The Dirty Side of Homo Hierarchicus

French anthropologist Louis Dumont developed his model of Hindu society as Homo Hierarchicus on the basis of the purity-impurity divisions created in Sanskrit religious texts. Critics have righty criticised his thesis as a Brahmanical model of caste society because it neglects other castes’ experiences, understandings, or opposition to the caste system. Yet, it cannot be denied that the Brahmanical viewpoint is hegemonic. While the Brahmanic hegemony means that it colours the everyday life of most Hindus, its counters, whether liberal constitutional, Gandhian, or even Dalit, suffer from a serious lacuna.

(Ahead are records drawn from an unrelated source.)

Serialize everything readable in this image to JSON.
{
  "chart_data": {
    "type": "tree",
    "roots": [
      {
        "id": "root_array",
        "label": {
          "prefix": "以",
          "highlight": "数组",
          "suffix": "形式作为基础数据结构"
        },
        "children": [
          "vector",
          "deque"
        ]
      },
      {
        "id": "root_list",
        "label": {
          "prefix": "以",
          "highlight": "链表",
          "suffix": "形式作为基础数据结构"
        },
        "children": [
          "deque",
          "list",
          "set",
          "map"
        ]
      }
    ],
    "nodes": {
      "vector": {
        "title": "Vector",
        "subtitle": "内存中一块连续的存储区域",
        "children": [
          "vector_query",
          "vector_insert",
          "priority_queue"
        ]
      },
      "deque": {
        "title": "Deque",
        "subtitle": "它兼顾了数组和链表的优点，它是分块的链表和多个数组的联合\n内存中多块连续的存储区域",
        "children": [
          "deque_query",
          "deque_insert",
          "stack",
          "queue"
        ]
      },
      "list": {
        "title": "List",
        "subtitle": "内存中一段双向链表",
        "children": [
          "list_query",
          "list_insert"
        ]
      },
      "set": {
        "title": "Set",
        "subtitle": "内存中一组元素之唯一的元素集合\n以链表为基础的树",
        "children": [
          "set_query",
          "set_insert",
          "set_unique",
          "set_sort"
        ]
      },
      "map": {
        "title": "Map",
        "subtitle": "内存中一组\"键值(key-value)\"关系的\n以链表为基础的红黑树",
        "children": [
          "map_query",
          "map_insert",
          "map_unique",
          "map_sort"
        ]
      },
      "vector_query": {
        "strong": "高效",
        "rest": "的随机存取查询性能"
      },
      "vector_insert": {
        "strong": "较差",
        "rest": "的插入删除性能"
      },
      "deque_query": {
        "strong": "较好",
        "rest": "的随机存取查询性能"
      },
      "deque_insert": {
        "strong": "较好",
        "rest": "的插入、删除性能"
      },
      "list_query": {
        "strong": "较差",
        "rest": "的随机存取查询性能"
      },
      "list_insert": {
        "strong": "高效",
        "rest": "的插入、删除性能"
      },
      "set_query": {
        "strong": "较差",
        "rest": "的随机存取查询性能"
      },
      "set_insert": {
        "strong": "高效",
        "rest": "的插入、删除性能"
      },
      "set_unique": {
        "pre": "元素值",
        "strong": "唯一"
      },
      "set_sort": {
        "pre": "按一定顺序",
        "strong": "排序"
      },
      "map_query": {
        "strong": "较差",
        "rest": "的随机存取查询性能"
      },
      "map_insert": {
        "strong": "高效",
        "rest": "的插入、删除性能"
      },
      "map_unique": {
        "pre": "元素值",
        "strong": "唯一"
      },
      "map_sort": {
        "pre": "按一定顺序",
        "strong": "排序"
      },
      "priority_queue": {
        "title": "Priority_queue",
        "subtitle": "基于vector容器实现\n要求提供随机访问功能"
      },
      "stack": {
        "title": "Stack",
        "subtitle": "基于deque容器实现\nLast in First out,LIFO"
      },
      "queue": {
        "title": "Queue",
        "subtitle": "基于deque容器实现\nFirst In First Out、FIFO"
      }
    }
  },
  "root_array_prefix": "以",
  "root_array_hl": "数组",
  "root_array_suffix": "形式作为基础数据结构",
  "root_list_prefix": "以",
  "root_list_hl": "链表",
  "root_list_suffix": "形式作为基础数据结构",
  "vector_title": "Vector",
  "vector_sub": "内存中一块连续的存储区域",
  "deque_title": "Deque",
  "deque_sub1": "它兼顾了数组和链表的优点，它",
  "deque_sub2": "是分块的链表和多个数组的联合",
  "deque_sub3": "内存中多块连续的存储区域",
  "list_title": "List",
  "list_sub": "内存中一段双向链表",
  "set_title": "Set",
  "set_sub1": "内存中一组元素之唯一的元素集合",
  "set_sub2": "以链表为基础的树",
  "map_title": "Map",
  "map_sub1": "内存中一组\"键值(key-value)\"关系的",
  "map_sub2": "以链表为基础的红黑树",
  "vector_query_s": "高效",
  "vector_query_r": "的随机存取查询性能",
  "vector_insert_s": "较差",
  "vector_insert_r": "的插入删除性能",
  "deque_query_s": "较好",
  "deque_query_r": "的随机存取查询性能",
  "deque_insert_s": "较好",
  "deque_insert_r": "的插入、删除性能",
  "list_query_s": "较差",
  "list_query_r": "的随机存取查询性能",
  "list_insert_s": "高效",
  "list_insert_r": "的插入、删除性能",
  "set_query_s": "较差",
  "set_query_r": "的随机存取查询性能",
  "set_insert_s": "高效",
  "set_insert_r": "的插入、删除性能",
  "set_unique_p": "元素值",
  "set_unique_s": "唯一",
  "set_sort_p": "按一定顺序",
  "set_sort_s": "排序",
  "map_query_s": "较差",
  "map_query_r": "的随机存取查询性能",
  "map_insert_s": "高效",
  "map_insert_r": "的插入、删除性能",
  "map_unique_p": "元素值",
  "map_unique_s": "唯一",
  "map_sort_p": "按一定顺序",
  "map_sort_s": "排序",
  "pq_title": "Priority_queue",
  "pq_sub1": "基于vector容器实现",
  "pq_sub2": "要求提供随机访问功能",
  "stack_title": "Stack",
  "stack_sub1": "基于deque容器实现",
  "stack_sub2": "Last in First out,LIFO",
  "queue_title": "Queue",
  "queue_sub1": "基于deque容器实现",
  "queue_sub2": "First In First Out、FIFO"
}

What caste does to its victims is well known, commented, criticised, or even outlawed (like the Constitution of India did to untouchability), what caste does to its upholders and perpetrators is little understood and explored. This is what Ambedkar does in his undelivered lecture ‘Annihilation of Caste’, which was to be addressed not to his followers, but to caste Hindus. Ambedkar’s analysis and criticism was so damning that even the radical Arya Samaji group ‘Jat Pat Todak Mandal’, which had invited him to deliver the lecture, withdrew its invitation.  

Our Prime Minister seriously believes that if the ‘Swachh Bharat’ campaign can make India clean, that at least would be his one true contribution to make India great. He is not wrong, for it is true that Indian public spaces, our fields, village streets, parks, roadsides, area along railway tracks, riverfronts, holy places, or public toilets (including toilets of Air India planes) are among the dirtiest in the world. It is not a question of poverty. India’s rich in fact spread more filth than the poor. Countries poorer than India are often cleaner.

The purity-impurity logic of caste Hindus opens the window to an explanation. Once human excretions are declared to be religiously impure, there is strong aversion to deal with them when they are in the open. Hence, the Hindu society spectacularly failed to develop a social system of collecting, disposing or re-using human waste. ‘Throw out’ is the only rule followed. It is crucial that those on whom the varna division of labour put the responsibility for cleaning private and public spaces were technically outcasts, not even worth being part of the social system.

Comparative examples are always illuminating. American Marxist William Hinton, who spent years in China during and after the 1949 revolution, describes an interesting practice in pre-revolutionary villages in his book, Iron Oxen. There was abject poverty all around, but every farmer would have a hole of a sty near the doorway of his house in which all the waste produced in the house, including human, animal and in the kitchen was dumped. It was kept close to the entrance so that even passersby would deposit their waste.

In the pre-industrial age, and with very few animals, this waste was the only manure available for fields. All farmers of a village planted on the same day. The stinking sludge was pulled out in buckets from every sty on the appointed day. Farmers and their families would wrap themselves in rags for protection from the stink. However, despite the stink they would carefully pour a spoonful of the rich manure in the hole of every sapling. The stink would spread through the air. For miles around, other villagers could smell which village was planting. Hinton, who participated in one such planting, recounts how for months afterwards, he could not get the stink off his hands. Chinese farmers may be doing ‘dirty’ work, but their villages were relatively clean. There are accounts of a similar practice in Ladakh.

Caste and patriarchy dehumanise and violate the dignity of their victims. As our teacher Mr Vaid saw, they also produce modes of behavior and thinking that follow absurd logic. Through hegemonic ideologies, these create a world of social interactions which is bad for everyone. The Hindus of India need to annihilate  caste and its patriarchy, not for the sake of Dalits and women, but primarily for their own sake.

(Sanjay Kumar teaches Physics at St Stephen’s College, Delhi.)